Запомнилась статная молодая фигура А. А., уходящая в тени кресла с руками, небрежно положенными на ручки, с откинутою курчавою головою; запомнился взор его, будто растерянно-любопытный; улыбчиво-грустно сидел он, внимательно вглядываясь... во что? Он был в той же черной, уютной рубашке, свисающей складками, не перетянутой поясом, открывающей крепкую, лебединую шею, которую не закрывал широчайший воротничок à la Байрон; казался опять и опять новым Байроном, перерисованным со старых портретов. Его закрывали глубокие тени; а из теней выступали глаза да лицо, побледневшее; не было в нем озаренности; поубавился с прошлого года загар розоватый; круги под глазами казалися глубже; едва уловимые складочки около глаз проступили.
Ведь вот: разговора-то не было: было журчание струй: разговаривал я; и -- пускал ручей слов, разрезавший ландшафты душевного испарения, образовавшего облака, где взвивались причудливо птицы фантазии; мне З. Н. говаривала:
-- О чем же вы там все молчите? Я знаю уж... "где-то, да что-то, да кто-то"... Ах, -- это старо: просто это радение, декаденщина.

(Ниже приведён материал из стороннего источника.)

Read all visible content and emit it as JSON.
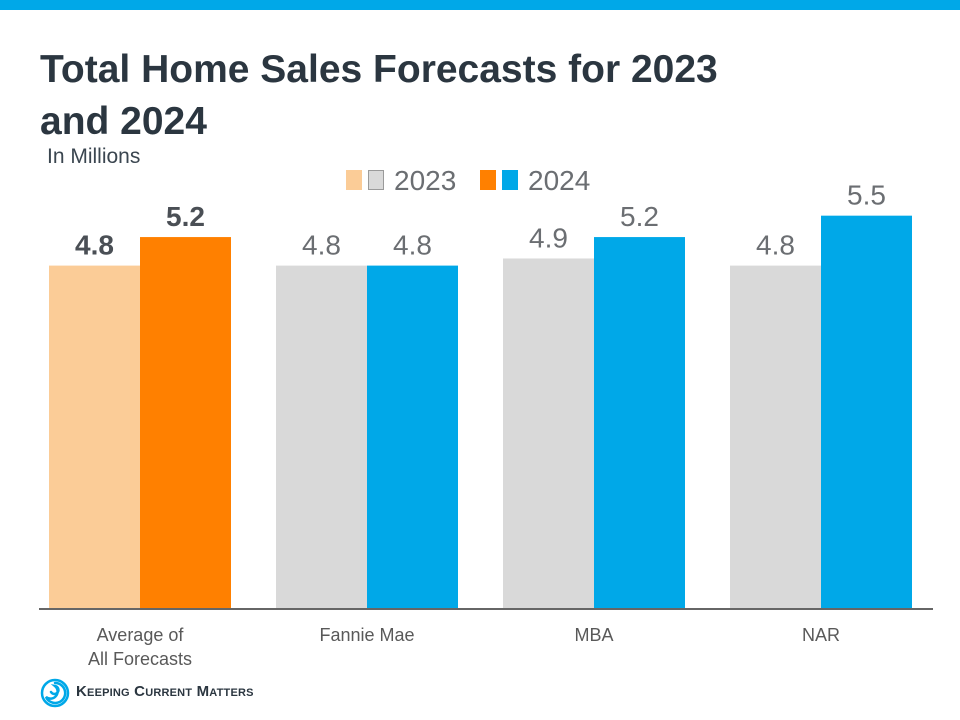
{
  "brand": {
    "name": "Keeping Current Matters",
    "accent_color": "#00a8e8"
  },
  "chart_data": {
    "type": "bar",
    "title": "Total Home Sales Forecasts for 2023 and 2024",
    "subtitle": "In Millions",
    "categories": [
      "Average of\nAll Forecasts",
      "Fannie Mae",
      "MBA",
      "NAR"
    ],
    "series": [
      {
        "name": "2023",
        "values": [
          4.8,
          4.8,
          4.9,
          4.8
        ],
        "labels": [
          "4.8",
          "4.8",
          "4.9",
          "4.8"
        ],
        "color": "#d9d9d9",
        "highlight_color": "#fbcc97"
      },
      {
        "name": "2024",
        "values": [
          5.2,
          4.8,
          5.2,
          5.5
        ],
        "labels": [
          "5.2",
          "4.8",
          "5.2",
          "5.5"
        ],
        "color": "#00a8e8",
        "highlight_color": "#ff8000"
      }
    ],
    "highlight_category_index": 0,
    "ylim": [
      0,
      6
    ],
    "grid": false,
    "legend_position": "top-center",
    "label_text_color": "#6b6e72",
    "highlight_label_text_color": "#4a4f55",
    "axis_color": "#333333"
  }
}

Искренне я возмущался в то время обычною характеристикой Блока тогдашними литераторами; из нее подымался какой-то "балдеющий" мистик, оторванный от живой социальности и погруженный в туман беспросветной невнятицы; подлинно:
Блок бежал "болтовни" и кружковской общественности, которая должна была скоро лопнуть в годах русской жизни; но он, поэт страшной годины России, кипел, волновался в те дни; это видел я часто; а его обвиняли в апатии; и да: он из этого кабинетика мог сбежать бы... на баррикаду, а не в редакцию "Вопросов Жизни", куда собирались писатели, где трещал мимиограф Чулкова; Чулков здесь часами вытрескивал совершенно бесцельные резолюции и протесты ненужных общественных групп, уносимых водоворотами жизни, но полагающих, что они-то и сотворяют ее; в эти дни вся Россия кипела; у Мережковских же обсуждалось: какие условия соединения с группою писателей идеалистов приемлемы. Идеалисты теснили новопутейцев; новопутейцы отстаивали себя; и невольно казалось, что от союза Булгакова, Н. А. Бердяева, С. А. Аскольдова с Д. В. Философовым и Мережковским переродится стихия тогда разливавшейся революции.

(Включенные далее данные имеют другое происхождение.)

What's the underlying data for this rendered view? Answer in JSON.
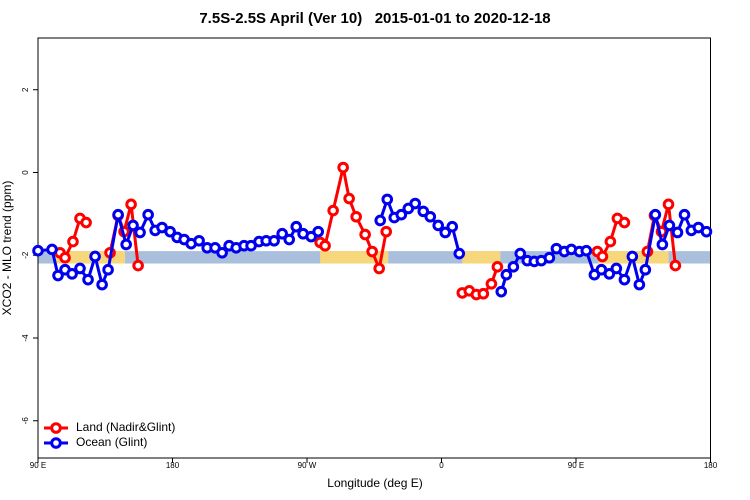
{
  "chart_data": {
    "type": "line",
    "title": "7.5S-2.5S April (Ver 10)   2015-01-01 to 2020-12-18",
    "xlabel": "Longitude (deg E)",
    "ylabel": "XCO2 - MLO trend (ppm)",
    "xlim": [
      90,
      540
    ],
    "ylim": [
      -6.9,
      3.25
    ],
    "xticks": [
      {
        "value": 90,
        "label": "90 E"
      },
      180,
      {
        "value": 270,
        "label": "90 W"
      },
      {
        "value": 360,
        "label": "0"
      },
      {
        "value": 450,
        "label": "90 E"
      },
      {
        "value": 540,
        "label": "180"
      }
    ],
    "yticks": [
      -6,
      -4,
      -2,
      0,
      2
    ],
    "legend": "bottom-left",
    "reference_band": {
      "range": [
        -2.2,
        -1.9
      ],
      "color": "#a9bfdc",
      "land_color": "#f7d77c",
      "land_spans": [
        [
          101.4,
          148.3
        ],
        [
          278.8,
          324.4
        ],
        [
          373.9,
          399.4
        ],
        [
          465,
          512
        ]
      ]
    },
    "series": [
      {
        "name": "Land (Nadir&Glint)",
        "color": "#ff0000",
        "x": [
          104.7,
          108.1,
          113.4,
          118.1,
          122.2,
          null,
          138.2,
          143.6,
          147.6,
          152.3,
          157.0,
          null,
          278.8,
          282.1,
          287.5,
          294.2,
          298.2,
          302.9,
          308.9,
          313.6,
          318.3,
          323.0,
          null,
          373.9,
          378.6,
          383.3,
          388.0,
          393.4,
          397.4,
          null,
          464.3,
          467.7,
          473.0,
          477.7,
          482.4,
          null,
          497.8,
          502.5,
          507.2,
          511.9,
          516.5
        ],
        "values": [
          -1.94,
          -2.06,
          -1.67,
          -1.11,
          -1.21,
          null,
          -1.94,
          -1.04,
          -1.43,
          -0.77,
          -2.25,
          null,
          -1.69,
          -1.77,
          -0.92,
          0.12,
          -0.63,
          -1.07,
          -1.5,
          -1.91,
          -2.32,
          -1.43,
          null,
          -2.91,
          -2.86,
          -2.95,
          -2.93,
          -2.69,
          -2.28,
          null,
          -1.91,
          -2.03,
          -1.67,
          -1.11,
          -1.21,
          null,
          -1.91,
          -1.04,
          -1.43,
          -0.77,
          -2.25
        ]
      },
      {
        "name": "Ocean (Glint)",
        "color": "#0000ee",
        "x": [
          90.0,
          99.4,
          103.4,
          108.1,
          112.8,
          118.1,
          123.5,
          128.2,
          132.9,
          136.9,
          143.6,
          149.0,
          153.6,
          158.3,
          163.7,
          168.4,
          173.0,
          178.4,
          183.1,
          187.8,
          192.5,
          197.8,
          203.2,
          208.5,
          213.2,
          217.9,
          222.6,
          227.9,
          232.6,
          237.9,
          242.7,
          248.0,
          253.4,
          258.1,
          262.8,
          267.4,
          272.8,
          277.5,
          null,
          319.0,
          323.7,
          328.4,
          333.1,
          337.8,
          342.4,
          347.8,
          352.5,
          357.8,
          362.5,
          367.2,
          371.9,
          null,
          400.0,
          403.4,
          408.1,
          412.7,
          417.4,
          422.1,
          426.8,
          432.2,
          436.9,
          442.2,
          446.9,
          452.3,
          456.9,
          462.3,
          467.0,
          472.3,
          477.0,
          482.4,
          487.7,
          492.4,
          496.4,
          503.1,
          507.8,
          512.5,
          517.9,
          522.6,
          527.2,
          531.9,
          537.3
        ],
        "values": [
          -1.89,
          -1.86,
          -2.49,
          -2.35,
          -2.45,
          -2.32,
          -2.59,
          -2.03,
          -2.71,
          -2.35,
          -1.02,
          -1.74,
          -1.28,
          -1.45,
          -1.02,
          -1.4,
          -1.33,
          -1.43,
          -1.57,
          -1.62,
          -1.72,
          -1.65,
          -1.82,
          -1.82,
          -1.94,
          -1.77,
          -1.82,
          -1.77,
          -1.77,
          -1.67,
          -1.65,
          -1.65,
          -1.48,
          -1.62,
          -1.31,
          -1.48,
          -1.55,
          -1.43,
          null,
          -1.16,
          -0.65,
          -1.09,
          -1.02,
          -0.87,
          -0.75,
          -0.94,
          -1.07,
          -1.28,
          -1.45,
          -1.31,
          -1.96,
          null,
          -2.88,
          -2.47,
          -2.28,
          -1.96,
          -2.13,
          -2.15,
          -2.13,
          -2.06,
          -1.84,
          -1.91,
          -1.86,
          -1.91,
          -1.89,
          -2.47,
          -2.35,
          -2.45,
          -2.32,
          -2.59,
          -2.03,
          -2.71,
          -2.35,
          -1.02,
          -1.74,
          -1.28,
          -1.45,
          -1.02,
          -1.4,
          -1.33,
          -1.43
        ]
      }
    ]
  }
}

А. А. чувствовал карикатурность таких устремлений; он волил, воистину, большего, пренебрежительно относясь к "пустяковой" журнальной шумихе; и оттого-то его называли аполитичным, антиобщественным мистиком; иные общественники надменно покашивались на него, как покашивались на него много лет уже спустя "антиобщественные" элементы за яркость "общественных" устремлений, за манифест от лица русской нации -- "Скифов", написанных в брестские дни284 -- в дни, когда Мережковские, давясь злобой на русский народ, провалились в квартире на Сергиевской с "IV-ою Ипостасью"; "Ипостась Божества", о которой кричал Мережковский, -- пришла: Блок встал с кресла -- сказать свою громкую думу всей жизни:
Идите все, идите на Урал!
Мы очищаем место бот
Стальных машин, где дышит интеграл,
С монгольской, дикой" ордою...
Тут он стал вдруг внятен: народу, который "общественникам", очень многим, казался невнятицей; тот народ, о котором писали-писали-писали, стучали-стучали словами, -- стал всем невнятицей; "внятица" заскрежетала зубами на русский народ, на Россию, на Блока.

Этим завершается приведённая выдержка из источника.